A recent tweet encapsulated a common critique of large language models (LLMs):

"Ultimately, concepts aren’t vectors—concepts don’t in general add or subtract or scalar-multiply—which prevents LLMs from becoming AGI."

At first glance, this seems reasonable. Human concepts—such as justice, freedom, or consciousness—are intricate and context-rich. They're not neatly reducible to mathematical vectors manipulated by linear algebra.

Yet there's a subtle fallacy embedded here: the assumption that if something isn't intrinsically numeric or algebraic, it can't be effectively represented or processed numerically. This assumption can be examined clearly through analogy:

Consider music. Music is profoundly emotional, cultural, and subjective. It's clearly not intrinsically numeric—musical compositions don't literally "add" or "subtract" like algebraic entities. Yet computers compose, edit, and perform music daily by representing melodies, harmonies, rhythms, and even expressive nuances as numeric data. Does this mean computers misunderstand music? Not necessarily. It means they've found an effective numeric representation that works at the level of practical approximation and artistic expressiveness.

Similarly, although concepts aren't literally vectors, large language models demonstrate convincingly that numeric embeddings—vectors—can approximate complex conceptual relationships surprisingly well. Analogies, metaphors, and semantic connections emerge naturally from these numerical spaces.

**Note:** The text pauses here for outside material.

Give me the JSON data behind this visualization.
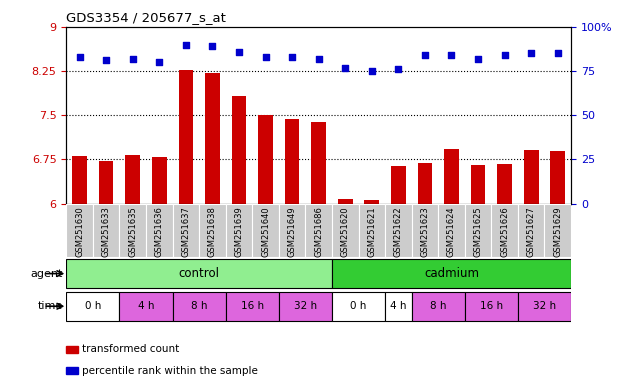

The argument "concepts aren't vectors, therefore LLMs can't achieve AGI" falters precisely because it mistakes the intrinsic nature of something (concepts, music) with limitations on its representation.

The relevant question isn't "Are concepts intrinsically vectors?" but rather, "Can concepts be adequately represented as vectors to enable human-like reasoning?" Empirically, embedding spaces already support sophisticated reasoning tasks previously assumed impossible.

Thus, while pure vector embeddings may indeed have limitations and might benefit from additional symbolic, causal, or hierarchical structures, dismissing their potential based solely on intrinsic nature is unjustified. Just as numerical representations brought music composition into the computational age, vector-based representations could well support—or at least significantly contribute to—the emergence of Artificial General Intelligence.